If you work with independent contractors in California, you must stay up to date with the rapidly changing legislation. The laws are now stacked strongly against those who work as independent contractors, so avoiding employment misclassification is more important now than ever! This guide will help you understand the difference between employees and contractors, common-law employees, the Dynamex case, and what the new legislation means for EDD audits.

Employees vs Independent Contractors

An employee is someone who works for a company that controls the work they do and how it is done. As employees, they are entitled to certain rights and benefits that are the responsibility of the employer.
These benefits generally include things like overtime, payroll withholdings, unemployment insurance, paid sick leave, meal breaks, and more. An independent contractor, on the other hand, is a worker that can control how the work is performed, completes work that is not part of the usual course of the employer’s business, and regularly engages in work as an independent contractor.
If someone does not meet all three of these elements, they are classified as an employee.

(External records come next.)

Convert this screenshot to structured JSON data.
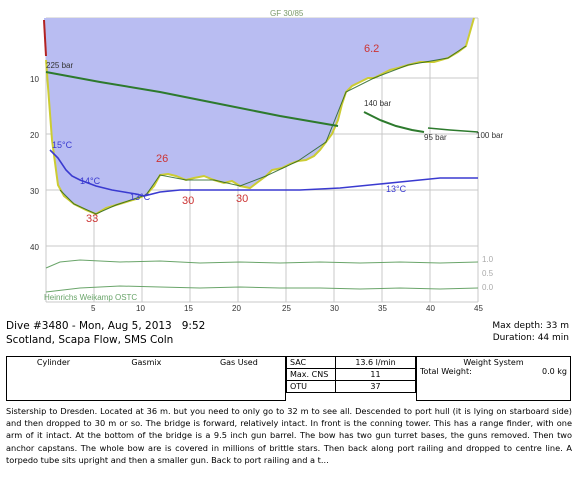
{
  "profile": {
    "gradient_factor_label": "GF 30/85",
    "ceiling_label": "6.2",
    "depth_axis_labels": [
      "10",
      "20",
      "30",
      "40"
    ],
    "time_axis_labels": [
      "5",
      "10",
      "15",
      "20",
      "25",
      "30",
      "35",
      "40",
      "45"
    ],
    "pressure_labels": [
      "225 bar",
      "140 bar",
      "95 bar",
      "100 bar"
    ],
    "temperature_labels": [
      "15°C",
      "14°C",
      "13°C",
      "13°C"
    ],
    "depth_labels": [
      "33",
      "26",
      "30",
      "30"
    ],
    "right_scale_labels": [
      "1.0",
      "0.5",
      "0.0"
    ],
    "watermark": "Heinrichs Weikamp OSTC",
    "colors": {
      "depth_fill": "#b9bdf2",
      "depth_line": "#cccc33",
      "pressure_line": "#2d7a2d",
      "temperature_line": "#3a3ad0",
      "ceiling_fill": "#f7c1c1",
      "depth_label": "#cc3333",
      "grid": "#c8c8c8"
    }
  },
  "dive": {
    "title": "Dive #3480 - Mon, Aug 5, 2013   9:52",
    "location": "Scotland, Scapa Flow, SMS Coln",
    "max_depth": "Max depth: 33 m",
    "duration": "Duration: 44 min"
  },
  "table": {
    "col_cylinder": "Cylinder",
    "col_gasmix": "Gasmix",
    "col_gas_used": "Gas Used",
    "sac_label": "SAC",
    "sac_value": "13.6 l/min",
    "cns_label": "Max. CNS",
    "cns_value": "11",
    "otu_label": "OTU",
    "otu_value": "37",
    "weight_header": "Weight System",
    "weight_label": "Total Weight:",
    "weight_value": "0.0 kg"
  },
  "notes": "Sistership to Dresden. Located at 36 m. but you need to only go to 32 m to see all. Descended to port hull (it is lying on starboard side) and then dropped to 30 m or so. The bridge is forward, relatively intact. In front is the conning tower. This has a range finder, with one arm of it intact. At the bottom of the bridge is a 9.5 inch gun barrel. The bow has two gun turret bases, the guns removed. Then two anchor capstans. The whole bow are is covered in millions of brittle stars. Then back along port railing and dropped to centre line. A torpedo tube sits upright and then a smaller gun. Back to port railing and a t..."
}
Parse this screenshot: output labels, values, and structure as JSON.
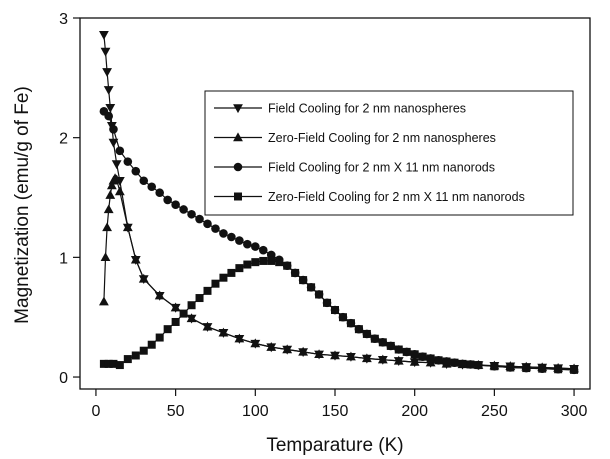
{
  "chart_data": {
    "type": "line",
    "xlabel": "Temparature (K)",
    "ylabel": "Magnetization (emu/g of Fe)",
    "xlim": [
      -10,
      310
    ],
    "ylim": [
      -0.1,
      3.0
    ],
    "xticks": [
      0,
      50,
      100,
      150,
      200,
      250,
      300
    ],
    "yticks": [
      0,
      1,
      2,
      3
    ],
    "grid": false,
    "legend_position": "top-right",
    "series": [
      {
        "name": "Field Cooling for 2 nm nanospheres",
        "marker": "triangle-down",
        "points": [
          [
            5,
            2.86
          ],
          [
            6,
            2.72
          ],
          [
            7,
            2.55
          ],
          [
            8,
            2.4
          ],
          [
            9,
            2.25
          ],
          [
            10,
            2.1
          ],
          [
            11,
            1.96
          ],
          [
            13,
            1.78
          ],
          [
            15,
            1.64
          ],
          [
            20,
            1.25
          ],
          [
            25,
            0.98
          ],
          [
            30,
            0.82
          ],
          [
            40,
            0.68
          ],
          [
            50,
            0.58
          ],
          [
            60,
            0.49
          ],
          [
            70,
            0.42
          ],
          [
            80,
            0.37
          ],
          [
            90,
            0.32
          ],
          [
            100,
            0.28
          ],
          [
            110,
            0.25
          ],
          [
            120,
            0.23
          ],
          [
            130,
            0.21
          ],
          [
            140,
            0.19
          ],
          [
            150,
            0.18
          ],
          [
            160,
            0.17
          ],
          [
            170,
            0.155
          ],
          [
            180,
            0.145
          ],
          [
            190,
            0.135
          ],
          [
            200,
            0.125
          ],
          [
            210,
            0.12
          ],
          [
            220,
            0.11
          ],
          [
            230,
            0.105
          ],
          [
            240,
            0.1
          ],
          [
            250,
            0.095
          ],
          [
            260,
            0.09
          ],
          [
            270,
            0.085
          ],
          [
            280,
            0.08
          ],
          [
            290,
            0.075
          ],
          [
            300,
            0.07
          ]
        ]
      },
      {
        "name": "Zero-Field Cooling for 2 nm nanospheres",
        "marker": "triangle-up",
        "points": [
          [
            5,
            0.63
          ],
          [
            6,
            1.0
          ],
          [
            7,
            1.25
          ],
          [
            8,
            1.4
          ],
          [
            9,
            1.52
          ],
          [
            10,
            1.6
          ],
          [
            11,
            1.64
          ],
          [
            12,
            1.66
          ],
          [
            13,
            1.65
          ],
          [
            15,
            1.55
          ],
          [
            20,
            1.25
          ],
          [
            25,
            0.98
          ],
          [
            30,
            0.82
          ],
          [
            40,
            0.68
          ],
          [
            50,
            0.58
          ],
          [
            60,
            0.49
          ],
          [
            70,
            0.42
          ],
          [
            80,
            0.37
          ],
          [
            90,
            0.32
          ],
          [
            100,
            0.28
          ],
          [
            110,
            0.25
          ],
          [
            120,
            0.23
          ],
          [
            130,
            0.21
          ],
          [
            140,
            0.19
          ],
          [
            150,
            0.18
          ],
          [
            160,
            0.17
          ],
          [
            170,
            0.155
          ],
          [
            180,
            0.145
          ],
          [
            190,
            0.135
          ],
          [
            200,
            0.125
          ],
          [
            210,
            0.12
          ],
          [
            220,
            0.11
          ],
          [
            230,
            0.105
          ],
          [
            240,
            0.1
          ],
          [
            250,
            0.095
          ],
          [
            260,
            0.09
          ],
          [
            270,
            0.085
          ],
          [
            280,
            0.08
          ],
          [
            290,
            0.075
          ],
          [
            300,
            0.07
          ]
        ]
      },
      {
        "name": "Field Cooling for 2 nm X 11 nm nanorods",
        "marker": "circle",
        "points": [
          [
            5,
            2.22
          ],
          [
            8,
            2.18
          ],
          [
            11,
            2.07
          ],
          [
            15,
            1.89
          ],
          [
            20,
            1.8
          ],
          [
            25,
            1.72
          ],
          [
            30,
            1.64
          ],
          [
            35,
            1.59
          ],
          [
            40,
            1.54
          ],
          [
            45,
            1.48
          ],
          [
            50,
            1.44
          ],
          [
            55,
            1.4
          ],
          [
            60,
            1.36
          ],
          [
            65,
            1.32
          ],
          [
            70,
            1.28
          ],
          [
            75,
            1.24
          ],
          [
            80,
            1.2
          ],
          [
            85,
            1.17
          ],
          [
            90,
            1.14
          ],
          [
            95,
            1.11
          ],
          [
            100,
            1.09
          ],
          [
            105,
            1.06
          ],
          [
            110,
            1.02
          ],
          [
            115,
            0.98
          ],
          [
            120,
            0.93
          ],
          [
            125,
            0.87
          ],
          [
            130,
            0.81
          ],
          [
            135,
            0.75
          ],
          [
            140,
            0.69
          ],
          [
            145,
            0.62
          ],
          [
            150,
            0.56
          ],
          [
            155,
            0.5
          ],
          [
            160,
            0.45
          ],
          [
            165,
            0.4
          ],
          [
            170,
            0.36
          ],
          [
            175,
            0.32
          ],
          [
            180,
            0.29
          ],
          [
            185,
            0.26
          ],
          [
            190,
            0.23
          ],
          [
            195,
            0.21
          ],
          [
            200,
            0.19
          ],
          [
            205,
            0.17
          ],
          [
            210,
            0.155
          ],
          [
            215,
            0.14
          ],
          [
            220,
            0.13
          ],
          [
            225,
            0.12
          ],
          [
            230,
            0.11
          ],
          [
            235,
            0.105
          ],
          [
            240,
            0.1
          ],
          [
            250,
            0.09
          ],
          [
            260,
            0.08
          ],
          [
            270,
            0.075
          ],
          [
            280,
            0.07
          ],
          [
            290,
            0.065
          ],
          [
            300,
            0.06
          ]
        ]
      },
      {
        "name": "Zero-Field Cooling for 2 nm X 11 nm nanorods",
        "marker": "square",
        "points": [
          [
            5,
            0.11
          ],
          [
            8,
            0.11
          ],
          [
            11,
            0.11
          ],
          [
            15,
            0.1
          ],
          [
            20,
            0.15
          ],
          [
            25,
            0.18
          ],
          [
            30,
            0.22
          ],
          [
            35,
            0.27
          ],
          [
            40,
            0.33
          ],
          [
            45,
            0.4
          ],
          [
            50,
            0.46
          ],
          [
            55,
            0.53
          ],
          [
            60,
            0.6
          ],
          [
            65,
            0.66
          ],
          [
            70,
            0.72
          ],
          [
            75,
            0.78
          ],
          [
            80,
            0.83
          ],
          [
            85,
            0.87
          ],
          [
            90,
            0.91
          ],
          [
            95,
            0.94
          ],
          [
            100,
            0.96
          ],
          [
            105,
            0.97
          ],
          [
            110,
            0.97
          ],
          [
            115,
            0.96
          ],
          [
            120,
            0.93
          ],
          [
            125,
            0.87
          ],
          [
            130,
            0.81
          ],
          [
            135,
            0.75
          ],
          [
            140,
            0.69
          ],
          [
            145,
            0.62
          ],
          [
            150,
            0.56
          ],
          [
            155,
            0.5
          ],
          [
            160,
            0.45
          ],
          [
            165,
            0.4
          ],
          [
            170,
            0.36
          ],
          [
            175,
            0.32
          ],
          [
            180,
            0.29
          ],
          [
            185,
            0.26
          ],
          [
            190,
            0.23
          ],
          [
            195,
            0.21
          ],
          [
            200,
            0.19
          ],
          [
            205,
            0.17
          ],
          [
            210,
            0.155
          ],
          [
            215,
            0.14
          ],
          [
            220,
            0.13
          ],
          [
            225,
            0.12
          ],
          [
            230,
            0.11
          ],
          [
            235,
            0.105
          ],
          [
            240,
            0.1
          ],
          [
            250,
            0.09
          ],
          [
            260,
            0.08
          ],
          [
            270,
            0.075
          ],
          [
            280,
            0.07
          ],
          [
            290,
            0.065
          ],
          [
            300,
            0.06
          ]
        ]
      }
    ]
  }
}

What is a Common Law Employee in California?

A common-law employee in California is a worker whose employment classification can be determined by the details laid out in common law and other provisions found in the California Unemployment Insurance Code.
Simply put, a common-law employee is an individual that gets hired by a business to perform a job that is controlled by the employer. They determine where the employees work, how they do their jobs and provide the tools and training they need to complete it. Even if the employer does not exercise the right of control, the employee classification still applies as long as they have the right to do so.

The Dynamex Case

The Dynamex case was a Supreme Court Case that shaped California employment law. Before this case, the Borello test – a multifactor test used to determine if a worker was independent enough to avoid being considered an employee – was the standard.
The case went in favor of delivery drivers who were misclassified as independent contractors, which led them to be deprived of the employment protections provided by California’s wage orders.
This landmark decision created a new presumption that any worker that performs services is an employee in terms of claims relating to wage orders unless they meet a rigid 3-part test. It did not, however, specify anything regarding unemployment insurance coverage and Labor Code provisions.

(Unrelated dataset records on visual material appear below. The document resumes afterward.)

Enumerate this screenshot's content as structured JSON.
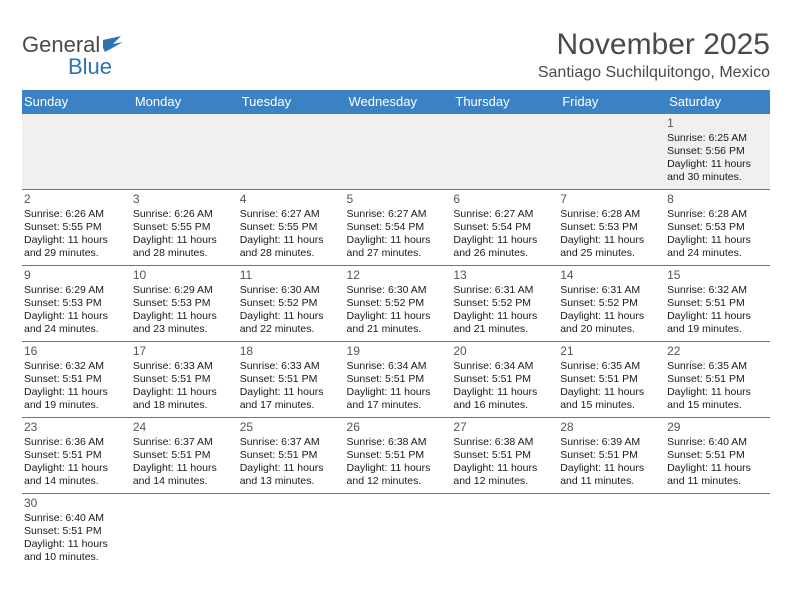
{
  "logo": {
    "text1": "General",
    "text2": "Blue"
  },
  "title": "November 2025",
  "location": "Santiago Suchilquitongo, Mexico",
  "colors": {
    "header_bg": "#3a82c4",
    "header_text": "#ffffff",
    "border": "#3a82c4",
    "empty_bg": "#f0f0f0",
    "body_text": "#1a1a1a",
    "title_text": "#4a4a4a"
  },
  "fonts": {
    "title_size": 30,
    "location_size": 16,
    "th_size": 13,
    "cell_size": 10.5,
    "daynum_size": 12
  },
  "weekdays": [
    "Sunday",
    "Monday",
    "Tuesday",
    "Wednesday",
    "Thursday",
    "Friday",
    "Saturday"
  ],
  "grid": [
    [
      null,
      null,
      null,
      null,
      null,
      null,
      {
        "n": "1",
        "sr": "Sunrise: 6:25 AM",
        "ss": "Sunset: 5:56 PM",
        "d1": "Daylight: 11 hours",
        "d2": "and 30 minutes."
      }
    ],
    [
      {
        "n": "2",
        "sr": "Sunrise: 6:26 AM",
        "ss": "Sunset: 5:55 PM",
        "d1": "Daylight: 11 hours",
        "d2": "and 29 minutes."
      },
      {
        "n": "3",
        "sr": "Sunrise: 6:26 AM",
        "ss": "Sunset: 5:55 PM",
        "d1": "Daylight: 11 hours",
        "d2": "and 28 minutes."
      },
      {
        "n": "4",
        "sr": "Sunrise: 6:27 AM",
        "ss": "Sunset: 5:55 PM",
        "d1": "Daylight: 11 hours",
        "d2": "and 28 minutes."
      },
      {
        "n": "5",
        "sr": "Sunrise: 6:27 AM",
        "ss": "Sunset: 5:54 PM",
        "d1": "Daylight: 11 hours",
        "d2": "and 27 minutes."
      },
      {
        "n": "6",
        "sr": "Sunrise: 6:27 AM",
        "ss": "Sunset: 5:54 PM",
        "d1": "Daylight: 11 hours",
        "d2": "and 26 minutes."
      },
      {
        "n": "7",
        "sr": "Sunrise: 6:28 AM",
        "ss": "Sunset: 5:53 PM",
        "d1": "Daylight: 11 hours",
        "d2": "and 25 minutes."
      },
      {
        "n": "8",
        "sr": "Sunrise: 6:28 AM",
        "ss": "Sunset: 5:53 PM",
        "d1": "Daylight: 11 hours",
        "d2": "and 24 minutes."
      }
    ],
    [
      {
        "n": "9",
        "sr": "Sunrise: 6:29 AM",
        "ss": "Sunset: 5:53 PM",
        "d1": "Daylight: 11 hours",
        "d2": "and 24 minutes."
      },
      {
        "n": "10",
        "sr": "Sunrise: 6:29 AM",
        "ss": "Sunset: 5:53 PM",
        "d1": "Daylight: 11 hours",
        "d2": "and 23 minutes."
      },
      {
        "n": "11",
        "sr": "Sunrise: 6:30 AM",
        "ss": "Sunset: 5:52 PM",
        "d1": "Daylight: 11 hours",
        "d2": "and 22 minutes."
      },
      {
        "n": "12",
        "sr": "Sunrise: 6:30 AM",
        "ss": "Sunset: 5:52 PM",
        "d1": "Daylight: 11 hours",
        "d2": "and 21 minutes."
      },
      {
        "n": "13",
        "sr": "Sunrise: 6:31 AM",
        "ss": "Sunset: 5:52 PM",
        "d1": "Daylight: 11 hours",
        "d2": "and 21 minutes."
      },
      {
        "n": "14",
        "sr": "Sunrise: 6:31 AM",
        "ss": "Sunset: 5:52 PM",
        "d1": "Daylight: 11 hours",
        "d2": "and 20 minutes."
      },
      {
        "n": "15",
        "sr": "Sunrise: 6:32 AM",
        "ss": "Sunset: 5:51 PM",
        "d1": "Daylight: 11 hours",
        "d2": "and 19 minutes."
      }
    ],
    [
      {
        "n": "16",
        "sr": "Sunrise: 6:32 AM",
        "ss": "Sunset: 5:51 PM",
        "d1": "Daylight: 11 hours",
        "d2": "and 19 minutes."
      },
      {
        "n": "17",
        "sr": "Sunrise: 6:33 AM",
        "ss": "Sunset: 5:51 PM",
        "d1": "Daylight: 11 hours",
        "d2": "and 18 minutes."
      },
      {
        "n": "18",
        "sr": "Sunrise: 6:33 AM",
        "ss": "Sunset: 5:51 PM",
        "d1": "Daylight: 11 hours",
        "d2": "and 17 minutes."
      },
      {
        "n": "19",
        "sr": "Sunrise: 6:34 AM",
        "ss": "Sunset: 5:51 PM",
        "d1": "Daylight: 11 hours",
        "d2": "and 17 minutes."
      },
      {
        "n": "20",
        "sr": "Sunrise: 6:34 AM",
        "ss": "Sunset: 5:51 PM",
        "d1": "Daylight: 11 hours",
        "d2": "and 16 minutes."
      },
      {
        "n": "21",
        "sr": "Sunrise: 6:35 AM",
        "ss": "Sunset: 5:51 PM",
        "d1": "Daylight: 11 hours",
        "d2": "and 15 minutes."
      },
      {
        "n": "22",
        "sr": "Sunrise: 6:35 AM",
        "ss": "Sunset: 5:51 PM",
        "d1": "Daylight: 11 hours",
        "d2": "and 15 minutes."
      }
    ],
    [
      {
        "n": "23",
        "sr": "Sunrise: 6:36 AM",
        "ss": "Sunset: 5:51 PM",
        "d1": "Daylight: 11 hours",
        "d2": "and 14 minutes."
      },
      {
        "n": "24",
        "sr": "Sunrise: 6:37 AM",
        "ss": "Sunset: 5:51 PM",
        "d1": "Daylight: 11 hours",
        "d2": "and 14 minutes."
      },
      {
        "n": "25",
        "sr": "Sunrise: 6:37 AM",
        "ss": "Sunset: 5:51 PM",
        "d1": "Daylight: 11 hours",
        "d2": "and 13 minutes."
      },
      {
        "n": "26",
        "sr": "Sunrise: 6:38 AM",
        "ss": "Sunset: 5:51 PM",
        "d1": "Daylight: 11 hours",
        "d2": "and 12 minutes."
      },
      {
        "n": "27",
        "sr": "Sunrise: 6:38 AM",
        "ss": "Sunset: 5:51 PM",
        "d1": "Daylight: 11 hours",
        "d2": "and 12 minutes."
      },
      {
        "n": "28",
        "sr": "Sunrise: 6:39 AM",
        "ss": "Sunset: 5:51 PM",
        "d1": "Daylight: 11 hours",
        "d2": "and 11 minutes."
      },
      {
        "n": "29",
        "sr": "Sunrise: 6:40 AM",
        "ss": "Sunset: 5:51 PM",
        "d1": "Daylight: 11 hours",
        "d2": "and 11 minutes."
      }
    ],
    [
      {
        "n": "30",
        "sr": "Sunrise: 6:40 AM",
        "ss": "Sunset: 5:51 PM",
        "d1": "Daylight: 11 hours",
        "d2": "and 10 minutes."
      },
      null,
      null,
      null,
      null,
      null,
      null
    ]
  ]
}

AB5 and Employment Classifications Today

In September of 2019, California legislators signed a new bill into law that made it more difficult to classify many types of workers as independent contractors. Known as Assembly Bill 5, or AB5 for short, this new legislation requires the majority of “gig economy” workers to be classified as employees.
Before this, the control factor emphasized by the Dynamex case was the determining element on whether somebody was an independent contractor or an employee. AB5 Retains the control element but adds two additional factors to create the ABC test:
A - the worker is free from control and direction of the business that hired them
B - they perform work outside of the normal course of the hiring entity’s business
C - the worker is regularly engaged in independent contract work
Furthermore, AB5 requires that the Borello test be applied if the court refuses to apply this ABC test or if the statute has provided an exception.

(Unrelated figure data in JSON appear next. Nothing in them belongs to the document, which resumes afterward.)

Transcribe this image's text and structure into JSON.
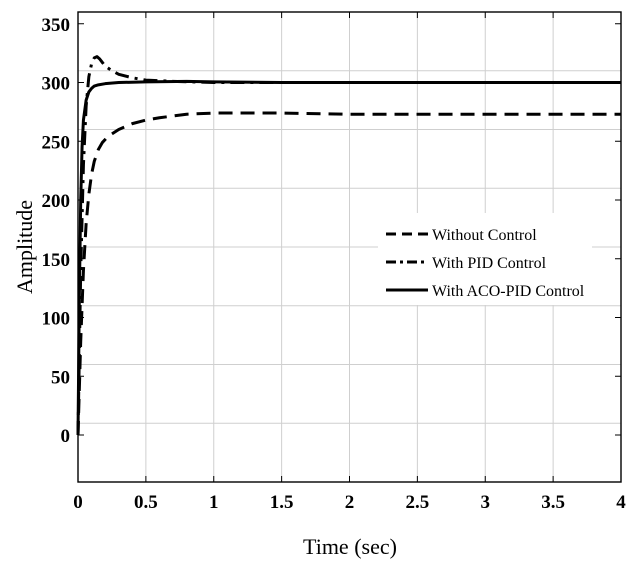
{
  "chart_data": {
    "type": "line",
    "xlabel": "Time (sec)",
    "ylabel": "Amplitude",
    "xlim": [
      0,
      4
    ],
    "ylim": [
      -40,
      360
    ],
    "xticks": [
      0,
      0.5,
      1,
      1.5,
      2,
      2.5,
      3,
      3.5,
      4
    ],
    "xtick_labels": [
      "0",
      "0.5",
      "1",
      "1.5",
      "2",
      "2.5",
      "3",
      "3.5",
      "4"
    ],
    "yticks": [
      0,
      50,
      100,
      150,
      200,
      250,
      300,
      350
    ],
    "ytick_labels": [
      "0",
      "50",
      "100",
      "150",
      "200",
      "250",
      "300",
      "350"
    ],
    "grid": true,
    "legend_position": "center-right",
    "series": [
      {
        "name": "Without Control",
        "style": "dashed",
        "color": "#000000",
        "x": [
          0,
          0.02,
          0.04,
          0.06,
          0.08,
          0.1,
          0.12,
          0.15,
          0.18,
          0.22,
          0.3,
          0.4,
          0.5,
          0.6,
          0.8,
          1.0,
          1.2,
          1.5,
          2.0,
          2.5,
          3.0,
          3.5,
          4.0
        ],
        "values": [
          0,
          80,
          140,
          180,
          205,
          222,
          233,
          243,
          249,
          254,
          260,
          265,
          268,
          270,
          273,
          274,
          274,
          274,
          273,
          273,
          273,
          273,
          273
        ]
      },
      {
        "name": "With PID Control",
        "style": "dash-dot",
        "color": "#000000",
        "x": [
          0,
          0.02,
          0.04,
          0.06,
          0.08,
          0.1,
          0.12,
          0.14,
          0.16,
          0.18,
          0.2,
          0.25,
          0.3,
          0.4,
          0.5,
          0.7,
          1.0,
          1.5,
          2.0,
          3.0,
          4.0
        ],
        "values": [
          0,
          140,
          230,
          280,
          305,
          316,
          321,
          322,
          320,
          317,
          314,
          310,
          307,
          304,
          302,
          301,
          300,
          300,
          300,
          300,
          300
        ]
      },
      {
        "name": "With ACO-PID Control",
        "style": "solid",
        "color": "#000000",
        "x": [
          0,
          0.01,
          0.02,
          0.03,
          0.04,
          0.06,
          0.08,
          0.1,
          0.12,
          0.15,
          0.2,
          0.3,
          0.5,
          0.8,
          1.0,
          1.5,
          2.0,
          3.0,
          4.0
        ],
        "values": [
          0,
          120,
          200,
          245,
          268,
          285,
          292,
          295,
          297,
          298,
          299,
          300,
          300.5,
          301,
          300.5,
          300,
          300,
          300,
          300
        ]
      }
    ]
  }
}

The Impact to Audit Exposure with the EDD

Any entity that conducts business in California must report information on employee classification to the Employment Development Department – the EDD.
They are required to report information about an independent contractor within 20 days of entering into a contract valued over $600 or making payments to them totaling $600, whichever is earliest. This reporting must be completed on an annual basis.
The EDD reserves the right to complete audits to determine whether or not employment misclassification has occurred. If a worker is an employee but was instead classified as an independent contractor, the EDD will assess payroll back-taxes for every year that they were not paid. The new legislation that has passed expands the definition of an employee as well as the potential criminal liability for employment misclassification. As a result, businesses must ensure that all of their employees are appropriately classified.